The calculator uses a quasi static conformal mapping method. It treats metal as thin and assumes the line is uniform. That is useful for early layout work. It is not a substitute for field simulation when tolerances, plating, solder mask, or launch transitions are critical.
Useful Design Checks
Start with the board stackup. Enter the dielectric constant supplied by the laminate vendor. Use the same units for width, gap, height, and length. Then compare the impedance with your target, such as 50 ohms. Adjust the trace and gap in small steps. Keep manufacturing limits in mind. Very narrow slots can raise cost and reduce yield.
Frequency entries help estimate guided wavelength, phase, and delay. These values matter for stubs, filters, phase matched paths, and time domain checks. They also reveal when a short physical trace becomes electrically long.
Interpreting Results
The effective permittivity sits between air and substrate values. A lower value means more field in air. A higher value means more field in dielectric material. The capacitance and inductance estimates describe the distributed line. They help compare different geometries with the same impedance.
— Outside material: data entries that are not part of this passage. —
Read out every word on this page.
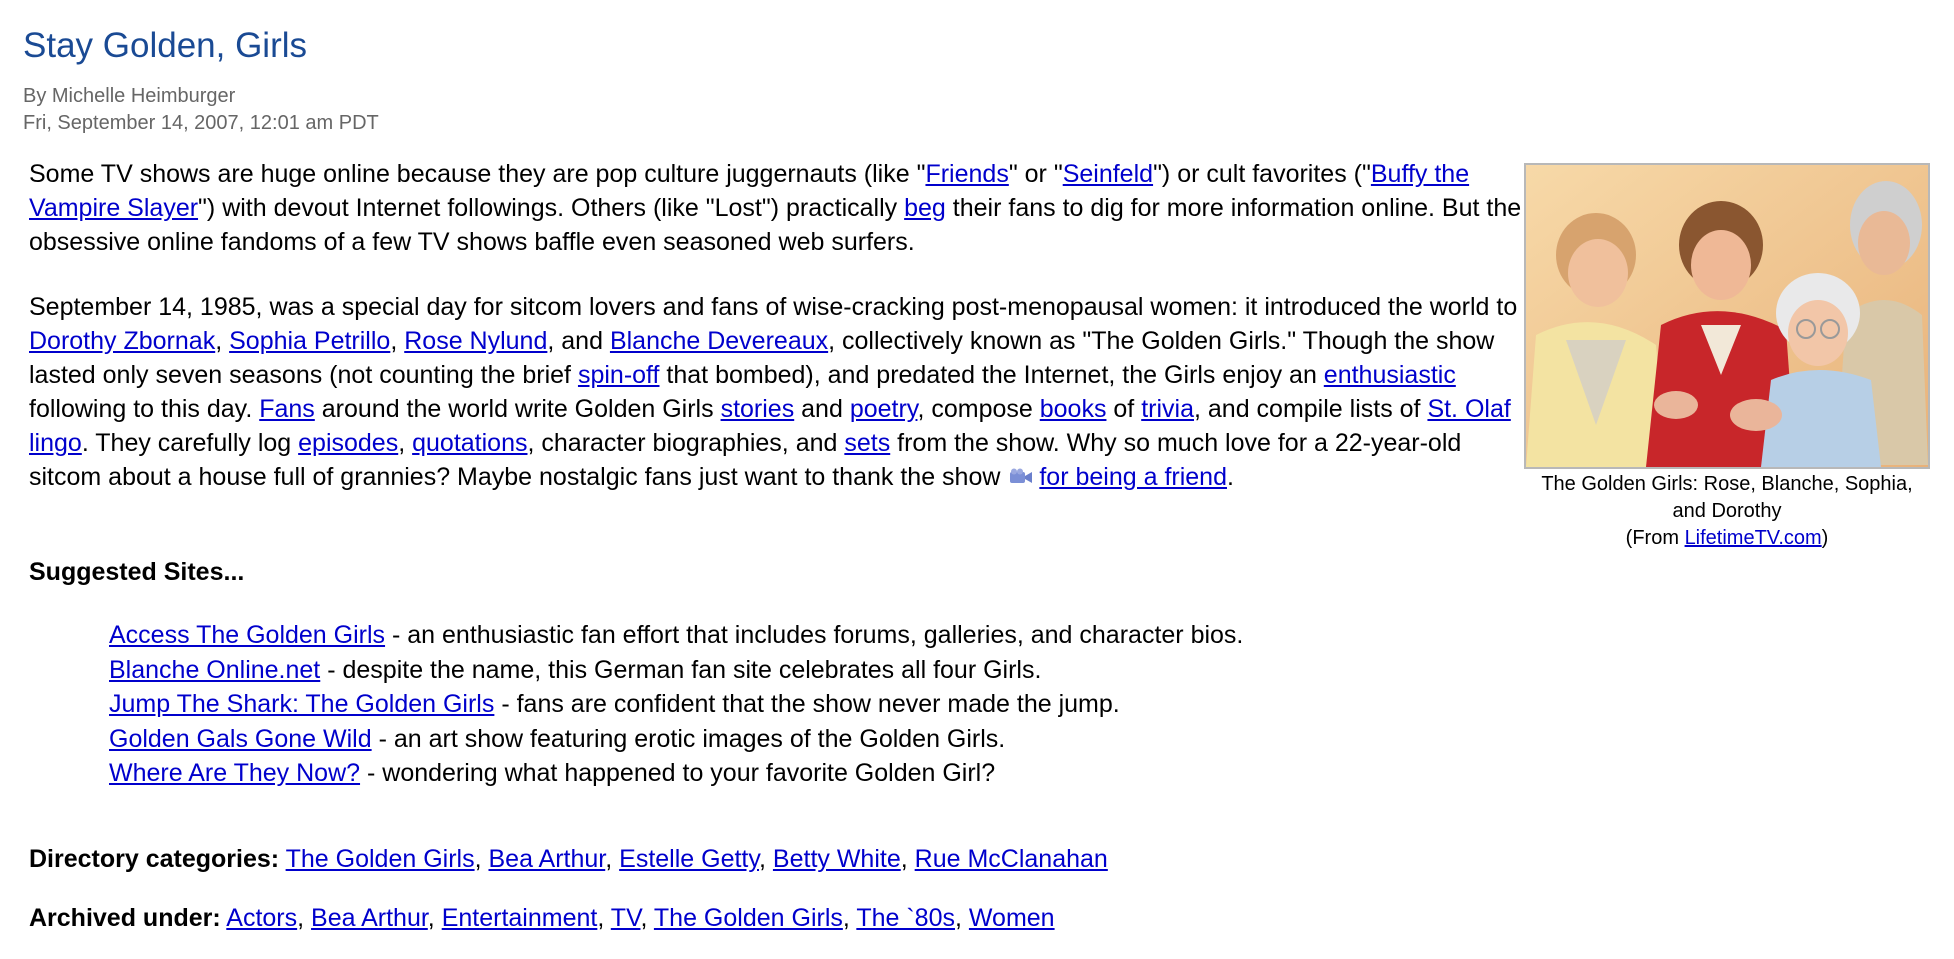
Stay Golden, Girls
By Michelle Heimburger
Fri, September 14, 2007, 12:01 am PDT

Some TV shows are huge online because they are pop culture juggernauts (like "Friends" or "Seinfeld") or cult favorites ("Buffy the Vampire Slayer") with devout Internet followings. Others (like "Lost") practically beg their fans to dig for more information online. But the obsessive online fandoms of a few TV shows baffle even seasoned web surfers.

September 14, 1985, was a special day for sitcom lovers and fans of wise-cracking post-menopausal women: it introduced the world to Dorothy Zbornak, Sophia Petrillo, Rose Nylund, and Blanche Devereaux, collectively known as "The Golden Girls." Though the show lasted only seven seasons (not counting the brief spin-off that bombed), and predated the Internet, the Girls enjoy an enthusiastic following to this day. Fans around the world write Golden Girls stories and poetry, compose books of trivia, and compile lists of St. Olaf lingo. They carefully log episodes, quotations, character biographies, and sets from the show. Why so much love for a 22-year-old sitcom about a house full of grannies? Maybe nostalgic fans just want to thank the show for being a friend.	The Golden Girls: Rose, Blanche, Sophia, and Dorothy
(From LifetimeTV.com)
Suggested Sites...
Access The Golden Girls - an enthusiastic fan effort that includes forums, galleries, and character bios.
Blanche Online.net - despite the name, this German fan site celebrates all four Girls.
Jump The Shark: The Golden Girls - fans are confident that the show never made the jump.
Golden Gals Gone Wild - an art show featuring erotic images of the Golden Girls.
Where Are They Now? - wondering what happened to your favorite Golden Girl?
Directory categories: The Golden Girls, Bea Arthur, Estelle Getty, Betty White, Rue McClanahan
Archived under: Actors, Bea Arthur, Entertainment, TV, The Golden Girls, The `80s, Women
Good CPW practice includes solid side grounds, frequent via stitching when a rear ground exists, smooth transitions, and controlled gaps near components. Keep copper roughness and solder mask effects in mind at high frequency. Final validation should include fabrication notes, connector launches, and measurement with suitable calibration standards.
Use this tool for planning, comparison, and documentation. Recalculate after every stackup or geometry change. Small changes can move the impedance enough to affect return loss, matching, and repeatability. Document the chosen target and save exports for later fabrication reviews and approvals.